A rider who hit a kangaroo on an outback NSW road in 2013 won his bid for compensation in the NSW Supreme Court for a blameless accident last year, but now the judgement is mired in the appeals process.
The rider was travelling south on the dirt road between Hungerford and Bourke in 2013 on an BMW F 650 GS Dakar when a kangaroo jumped out of the shadows and hit the rider, resulting in serious injuries.
Hungerford road is one of the long straight and wide red dirt and bull dust roads typical of the far west of NSW. It is only graded every six months or so and often corrugated, with low scrub on both sides.
A claim for injury compensation was made under the NSW CTP no-fault insurance scheme.
The CTP insurer rejected the claim on the basis that the driver in a single vehicle accident was not entitled to claim under the NSW CTP scheme and secondly that it was not a blameless accident due to the speed the rider was travelling at even though it was under the 100km/h speed limit for the road.
The case required thorough examination of the way the NSW legislation is written to determine the ability of the rider to make the claim and then examination of whether the speed of the rider was a factor in the cause of the accident.
The court case found that under the NSW CTP scheme a rider or driver is entitled to claim where the accident is not as a result of their own actions or in other words is a “blameless accident”. This is an important legal point for riders and drivers.

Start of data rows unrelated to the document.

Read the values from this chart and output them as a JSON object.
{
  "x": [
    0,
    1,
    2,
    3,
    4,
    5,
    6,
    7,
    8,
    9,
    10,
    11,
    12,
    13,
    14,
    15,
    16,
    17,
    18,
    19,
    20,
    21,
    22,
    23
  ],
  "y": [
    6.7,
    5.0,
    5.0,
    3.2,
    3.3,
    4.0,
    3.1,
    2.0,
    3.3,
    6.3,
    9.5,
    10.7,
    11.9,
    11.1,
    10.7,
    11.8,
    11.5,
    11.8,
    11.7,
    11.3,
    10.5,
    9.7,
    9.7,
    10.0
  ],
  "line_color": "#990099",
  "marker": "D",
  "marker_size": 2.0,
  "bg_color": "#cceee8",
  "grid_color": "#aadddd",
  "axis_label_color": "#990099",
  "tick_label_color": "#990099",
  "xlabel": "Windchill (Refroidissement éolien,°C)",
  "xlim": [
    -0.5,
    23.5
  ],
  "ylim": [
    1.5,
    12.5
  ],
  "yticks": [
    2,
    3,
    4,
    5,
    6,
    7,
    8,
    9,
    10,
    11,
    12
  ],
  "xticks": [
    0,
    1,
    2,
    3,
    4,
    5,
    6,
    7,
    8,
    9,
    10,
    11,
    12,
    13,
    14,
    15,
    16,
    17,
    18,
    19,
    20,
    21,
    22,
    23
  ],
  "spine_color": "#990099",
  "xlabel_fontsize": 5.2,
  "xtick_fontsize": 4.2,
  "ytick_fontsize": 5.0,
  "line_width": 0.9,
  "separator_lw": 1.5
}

Secondly the Judge accepted the rider’s judgement that the speed at the time of the accident was appropriate in the road conditions at the time of the accident. It is not often a rider’s judgement is accepted over the experts who are brought into a case years after the fact of an accident.
One aspect of the case and a previous case brought before the courts which is worth noting is that if the rider had swerved to avoid the kangaroo he may not have been entitled to claim as the resultant accident may have been considered due to his actions not the actions of the roo.
However, the judgement was appealed and a new decision handed down that also pointed out that it doesn’t matter if you perceive a threat and have no time to react.
Now that decision is subject to yet another appeal, so the final judgement on where riders stand when they hit fauna or stray livestock is still up in the air, at least in NSW.
The laws may vary from state to state and it s best to seek legal help to recover damages in a motorcycle crash with livestock or fauna.